Prime Minister Mia Amor Mottley addressing the Ministry of Housin,g Lands and Maintenance’s Housing Colloquium on Transforming the Land Transaction Process at the Lloyd Erskine Sandiford Centre, last Friday. (T. Henry/BGIS)

Prime Minister Mia Amor Mottley is calling for a collective response from the experts involved in land transactions to speed up the process to make it easier for Barbadians to own a plot of land or home.

She made the call recently at the Ministry of Housing, Lands and Maintenance’s Housing Colloquium on Transforming the Land Transaction Process at the Lloyd Erskine Sandiford Centre.

Ms. Mottley told the audience, which included representatives from legal, financial key public and private sector entities, and members of the public, that the time had come for the land transaction process to be reconstructed with the help of all involved in the varying stages of home ownership.

“I am using one thing here, my power as Prime Minister to convene because the time has come for us to put these things behind us. This meeting … will not be the end of the process…in fact, it is the beginning of the deconstruction and the reconstruction [of the process].  For me, we have put down investments earlier to prepare for this day. 

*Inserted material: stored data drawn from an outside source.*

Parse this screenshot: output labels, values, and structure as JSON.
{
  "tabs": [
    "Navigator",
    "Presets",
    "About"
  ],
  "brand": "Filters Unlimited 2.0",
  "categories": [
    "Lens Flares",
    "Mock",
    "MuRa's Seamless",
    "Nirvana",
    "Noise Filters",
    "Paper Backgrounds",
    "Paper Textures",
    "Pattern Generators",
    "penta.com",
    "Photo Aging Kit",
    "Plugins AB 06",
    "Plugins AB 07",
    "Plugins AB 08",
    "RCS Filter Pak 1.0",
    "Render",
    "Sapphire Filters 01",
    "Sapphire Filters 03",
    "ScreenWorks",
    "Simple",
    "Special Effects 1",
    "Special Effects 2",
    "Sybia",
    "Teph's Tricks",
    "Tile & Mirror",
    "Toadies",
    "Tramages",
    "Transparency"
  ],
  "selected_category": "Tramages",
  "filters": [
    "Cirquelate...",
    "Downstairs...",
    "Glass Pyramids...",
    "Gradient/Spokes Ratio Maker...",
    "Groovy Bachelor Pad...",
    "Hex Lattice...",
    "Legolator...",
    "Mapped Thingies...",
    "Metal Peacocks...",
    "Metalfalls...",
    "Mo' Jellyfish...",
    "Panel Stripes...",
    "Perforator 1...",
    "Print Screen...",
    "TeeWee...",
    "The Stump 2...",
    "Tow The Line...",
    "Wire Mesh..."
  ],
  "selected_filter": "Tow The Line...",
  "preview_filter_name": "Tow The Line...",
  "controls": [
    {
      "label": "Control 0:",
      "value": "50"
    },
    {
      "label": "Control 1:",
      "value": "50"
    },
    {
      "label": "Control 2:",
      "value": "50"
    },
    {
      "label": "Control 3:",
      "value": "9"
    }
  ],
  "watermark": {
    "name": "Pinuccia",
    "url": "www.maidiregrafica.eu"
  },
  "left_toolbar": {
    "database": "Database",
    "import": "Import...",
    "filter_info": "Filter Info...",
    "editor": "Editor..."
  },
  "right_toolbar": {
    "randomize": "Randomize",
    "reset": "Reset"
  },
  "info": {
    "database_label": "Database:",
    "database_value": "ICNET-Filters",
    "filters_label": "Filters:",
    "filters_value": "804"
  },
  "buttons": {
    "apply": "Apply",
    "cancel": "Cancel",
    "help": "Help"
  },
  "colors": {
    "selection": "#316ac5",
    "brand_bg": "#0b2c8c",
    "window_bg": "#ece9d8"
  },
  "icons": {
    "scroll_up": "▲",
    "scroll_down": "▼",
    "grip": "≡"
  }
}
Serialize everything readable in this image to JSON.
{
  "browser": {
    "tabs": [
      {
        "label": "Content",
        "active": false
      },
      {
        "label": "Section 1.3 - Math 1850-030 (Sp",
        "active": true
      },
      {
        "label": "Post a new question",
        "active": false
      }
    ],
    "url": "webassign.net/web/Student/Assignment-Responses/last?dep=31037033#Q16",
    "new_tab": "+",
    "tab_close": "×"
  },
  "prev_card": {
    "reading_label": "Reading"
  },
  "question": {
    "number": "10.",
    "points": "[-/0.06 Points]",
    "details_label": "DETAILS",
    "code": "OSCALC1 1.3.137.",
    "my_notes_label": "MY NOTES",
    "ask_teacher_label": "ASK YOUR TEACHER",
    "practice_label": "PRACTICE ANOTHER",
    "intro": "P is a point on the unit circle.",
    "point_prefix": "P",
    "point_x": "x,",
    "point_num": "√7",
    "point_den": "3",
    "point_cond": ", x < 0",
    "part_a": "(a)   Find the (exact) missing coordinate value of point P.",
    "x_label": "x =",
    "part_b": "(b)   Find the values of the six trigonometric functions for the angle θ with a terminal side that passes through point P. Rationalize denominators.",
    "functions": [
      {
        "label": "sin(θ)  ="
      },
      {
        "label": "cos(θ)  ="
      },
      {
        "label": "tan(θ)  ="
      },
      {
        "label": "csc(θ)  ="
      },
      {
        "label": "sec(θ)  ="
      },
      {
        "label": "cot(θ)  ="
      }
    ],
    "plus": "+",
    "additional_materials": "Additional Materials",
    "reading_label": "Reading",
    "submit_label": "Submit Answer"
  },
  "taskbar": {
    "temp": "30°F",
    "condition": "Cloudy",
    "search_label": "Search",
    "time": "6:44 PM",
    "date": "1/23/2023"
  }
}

“The time has come, however, for us now to use the collective expertise in the room to deconstruct and reconstruct and give the average Barbadian not the promise but the reality of being able to own land or property in this country first and foremost, that is affordable, that is accessible and that is done efficiently in a quick way,” she stated.

The Prime Minister also stressed the importance of moving to a fully digital platform, adding that systems designed in the middle of the 19th Century could no longer propel Barbados into the fourth decade of the 21st Century.

In this connection, Ms. Mottley insisted that while the rest of the world is moving, the island runs the risk of being left behind if it failed to transition from the outdated analog digital environment.

Elaborating further, she pointed out that land transactions, for example, are settled in other Caribbean countries in a “fraction of the time that it takes here”.

She stressed that successive governments had already laid the foundation for affordable land access via the Tenantries Freehold Purchase Act and gave the undertaking that her administration would continue in this vein by making affordable housing a priority for citizens.

“Everybody needs shelter, and everybody should have the right to security of shelter and it should be affordable and… accessible in good time.  If we are to make the cost of land transactions as difficult and as high as they are, and if we continue to make the process even more than the cost [and] the process, as difficult as it is, then we would have failed in this generation,” the Prime Minister insisted.

During the meeting, there were presentations from the Bar Association, Lands and Surveys Department, National Housing Corporation, Planning and Development Department, and Barbados Revenue Authority, among others.